GAO: IRS, Education Dept. Failed to See Abuses in For-Profit College Conversions

GAO: IRS, Education Dept. Failed to See Abuses in For-Profit College Conversions

The Government Accountability Office has just released an extensive report concluding that both the Internal Revenue Service and the U.S. Department of Education have failed to address the dangers that conversions of for-profit colleges into non-profit colleges can result in improper financial benefits for the previous owners of those schools.

Republic Report revealed in November 2019 that GAO was undertaking this investigation, at the request of Rep. Bobby Scott (D-VA) and Sen. Patty Murray (D-WA), the top Democrats on committees dealing with education, and senators Dick Durbin (D-IL) and Maggie Hassan (D-NH).  The request came after a series of conversions were approved by the IRS and education department in the past decade despite evidence that the deals were structured to continue making big money for the prior owners even after the schools became non-profit.

As evidence mounted ten years ago that many for-profit colleges were deceiving and abusing students — under-educating them and leaving them buried in debt — industry owners and lawyers seized on the idea of converting to non-profit status as a way to escape the stigma of the for-profit label, as well as to avoid the taxation and additional regulations imposed on for-profits.

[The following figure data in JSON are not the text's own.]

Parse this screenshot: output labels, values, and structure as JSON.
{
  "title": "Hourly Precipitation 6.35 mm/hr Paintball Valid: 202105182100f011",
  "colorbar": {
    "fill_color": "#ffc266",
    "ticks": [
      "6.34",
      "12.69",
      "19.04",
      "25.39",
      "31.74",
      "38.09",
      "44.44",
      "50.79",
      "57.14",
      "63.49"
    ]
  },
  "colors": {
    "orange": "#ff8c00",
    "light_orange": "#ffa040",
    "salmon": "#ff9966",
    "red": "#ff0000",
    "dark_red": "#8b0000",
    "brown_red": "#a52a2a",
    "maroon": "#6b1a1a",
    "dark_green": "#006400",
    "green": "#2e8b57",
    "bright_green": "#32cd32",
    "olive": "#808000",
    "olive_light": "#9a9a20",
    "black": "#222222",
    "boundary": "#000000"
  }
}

But non-profit institutions are required by law to operate for the benefit of students, not previous owners, and that is where abuses have been occurring, at schools including Keiser University, Independence University, Purdue Global (formerly Kaplan University), the Art Institutes, Grand Canyon University, and, most recently, Arizona Global Campus (formerly Ashford University). 

The GAO report identified 59 school conversions to non-profit since 2011.  About a third of those conversions left insiders — former owners, board members, or executives of the for-profit — still running the non-profit school, and those insider deals accounted for almost 80 percent – $1.8 billion – of federal student grants and loans going to these converted schools.  And in the case of these insider conversions, colleges had worse financial results right after the sale, as money  flowed to the former owners through inflated loans made from those owners to the school, contracts with those owners for the sale or rental of real estate, executive salaries, and other arrangements.

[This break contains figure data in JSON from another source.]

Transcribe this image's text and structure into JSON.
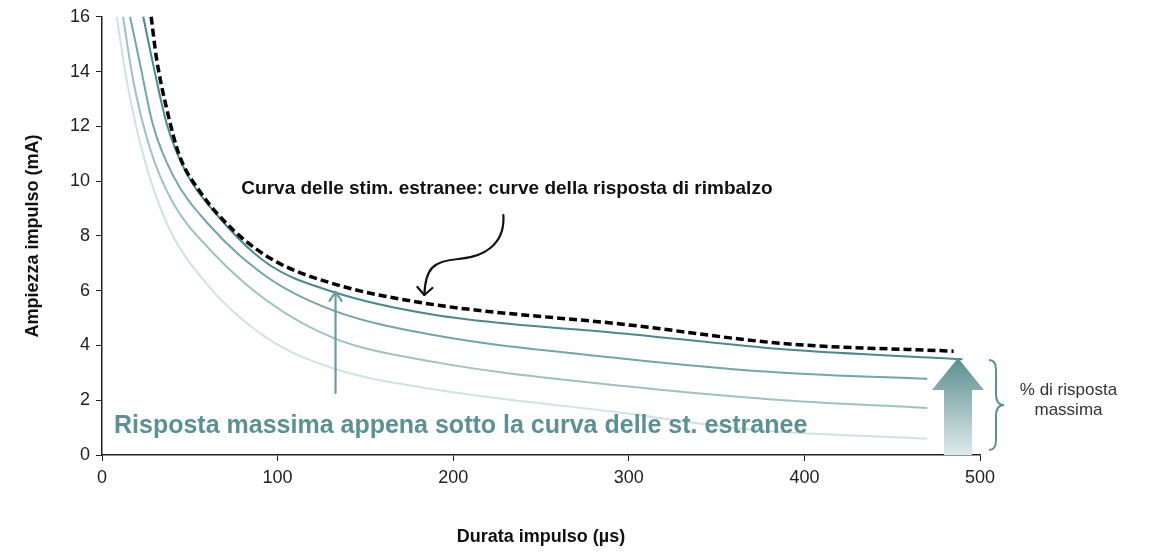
{
  "chart_data": {
    "type": "line",
    "xlabel": "Durata impulso (µs)",
    "ylabel": "Ampiezza impulso (mA)",
    "xlim": [
      0,
      500
    ],
    "ylim": [
      0,
      16
    ],
    "xticks": [
      0,
      100,
      200,
      300,
      400,
      500
    ],
    "yticks": [
      0,
      2,
      4,
      6,
      8,
      10,
      12,
      14,
      16
    ],
    "grid": false,
    "marker": "none",
    "series": [
      {
        "color": "#000000",
        "line_style": "dashed",
        "x": [
          28,
          31,
          37,
          44,
          56,
          75,
          98,
          132,
          183,
          300,
          388,
          485
        ],
        "values": [
          16,
          14.5,
          12.6,
          10.95,
          9.6,
          8.2,
          7.1,
          6.25,
          5.55,
          4.75,
          4.07,
          3.79
        ]
      },
      {
        "color": "#4a8a8c",
        "line_style": "solid",
        "x": [
          23.5,
          29,
          37,
          48,
          65,
          94,
          132,
          188,
          300,
          388,
          490
        ],
        "values": [
          16,
          14.3,
          12.06,
          10.3,
          8.8,
          7.0,
          5.95,
          5.13,
          4.42,
          3.86,
          3.5
        ]
      },
      {
        "color": "#72a6a7",
        "line_style": "solid",
        "x": [
          16,
          21.6,
          29,
          40.5,
          60,
          94,
          132,
          188,
          300,
          388,
          470
        ],
        "values": [
          16,
          14.3,
          12.06,
          10.2,
          8.47,
          6.5,
          5.27,
          4.39,
          3.5,
          3.0,
          2.78
        ]
      },
      {
        "color": "#9cc2c2",
        "line_style": "solid",
        "x": [
          12,
          17.7,
          27.3,
          40.5,
          61.5,
          94,
          132,
          188,
          300,
          388,
          470
        ],
        "values": [
          16,
          13.7,
          11.2,
          9.2,
          7.5,
          5.63,
          4.27,
          3.41,
          2.5,
          2.0,
          1.72
        ]
      },
      {
        "color": "#cfe3e3",
        "line_style": "solid",
        "x": [
          8.4,
          14,
          23.5,
          36.8,
          59.6,
          94,
          132,
          188,
          300,
          366,
          470
        ],
        "values": [
          16,
          13.7,
          10.95,
          8.47,
          6.25,
          4.27,
          3.16,
          2.41,
          1.51,
          0.95,
          0.59
        ]
      }
    ],
    "annotations": [
      {
        "text": "Curva delle stim. estranee: curve della risposta di rimbalzo",
        "x": 183,
        "y": 5.55
      },
      {
        "text": "Risposta massima appena sotto la curva delle st. estranee",
        "x": 133,
        "y": 6.1
      },
      "% di risposta massima"
    ]
  }
}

Unfortunately, GAO somehow has declined to name the colleges it has reviewed and described in detail, forcing analysts to guess which college is which by the clues in the report. My colleagues and I think we know which is which, and congressional investigators will pursue these matters.

But GAO is clear that the IRS has been lax in identifying risks that school insiders may exploit these conversions and subvert the rules governing non-profits, and that the Department of Education has similarly ignored these concerns in many cases. The Department did, in the final year of the Obama administration, reject the conversion of Independence University and other schools sold to the non-profit Center for Excellence in Higher Education, but under Betsy DeVos the Department secretly reversed that decision. In 2019, however, the DeVos Department did reject Grand Canyon’s conversion application, a decision Grand Canyon recently announced it would appeal.

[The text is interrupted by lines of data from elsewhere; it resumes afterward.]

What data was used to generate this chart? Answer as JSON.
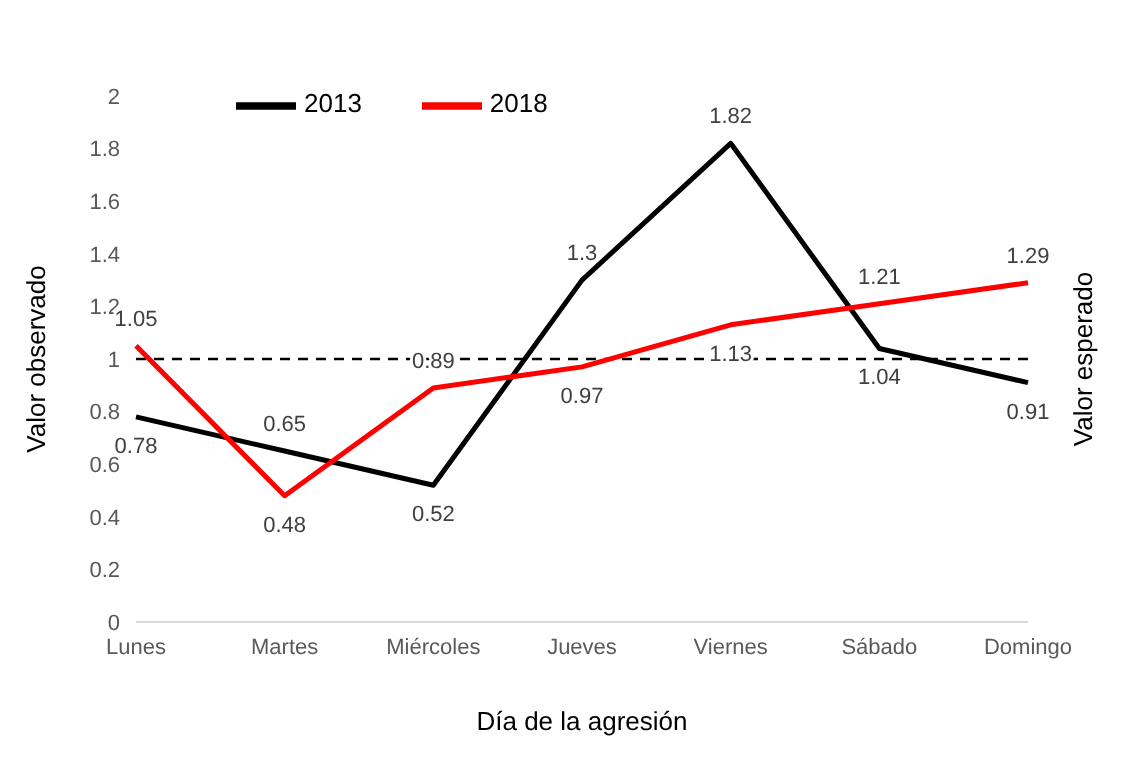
{
  "chart_data": {
    "type": "line",
    "xlabel": "Día de la agresión",
    "ylabel": "Valor observado",
    "categories": [
      "Lunes",
      "Martes",
      "Miércoles",
      "Jueves",
      "Viernes",
      "Sábado",
      "Domingo"
    ],
    "series": [
      {
        "name": "2013",
        "color": "#000000",
        "values": [
          0.78,
          0.65,
          0.52,
          1.3,
          1.82,
          1.04,
          0.91
        ]
      },
      {
        "name": "2018",
        "color": "#ff0000",
        "values": [
          1.05,
          0.48,
          0.89,
          0.97,
          1.13,
          1.21,
          1.29
        ]
      }
    ],
    "ylim": [
      0,
      2
    ],
    "yticks": [
      0,
      0.2,
      0.4,
      0.6,
      0.8,
      1,
      1.2,
      1.4,
      1.6,
      1.8,
      2
    ],
    "ref_lines": [
      {
        "axis": "y",
        "value": 1,
        "label": "Valor esperado",
        "color": "#000000",
        "line_style": "dashed"
      }
    ],
    "data_labels": true,
    "legend": "top left",
    "marker": "none",
    "line_style": "solid"
  }
}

GAO also found that all nine for-profit colleges that had obtained formal or effective IRS approval as non-profits, but were still awaiting separate Department of Education approval to be treated as non-profits for purposes of Department regulations, had gone ahead and advertised themselves to prospective students as non-profits, arguably a deceptive practice.

Given the blatant abuses of non-profit status we have seen in the past ten years, the GAO’s conclusion that the IRS and education department have been asleep at the switch seems pretty obvious, but it’s good to hear official confirmation. It’s a solid basis for Congress to review and the new Biden administration to take prompt corrective action.

UPDATE 01-27-21 12:08 pm: Robert Shireman and Yan Cao of the Century Foundation have posted this commentary on the GAO report. 

UPDATE 02-02-21: Grand Canyon today sued the Department of Education over the rejection of its non-profit status application.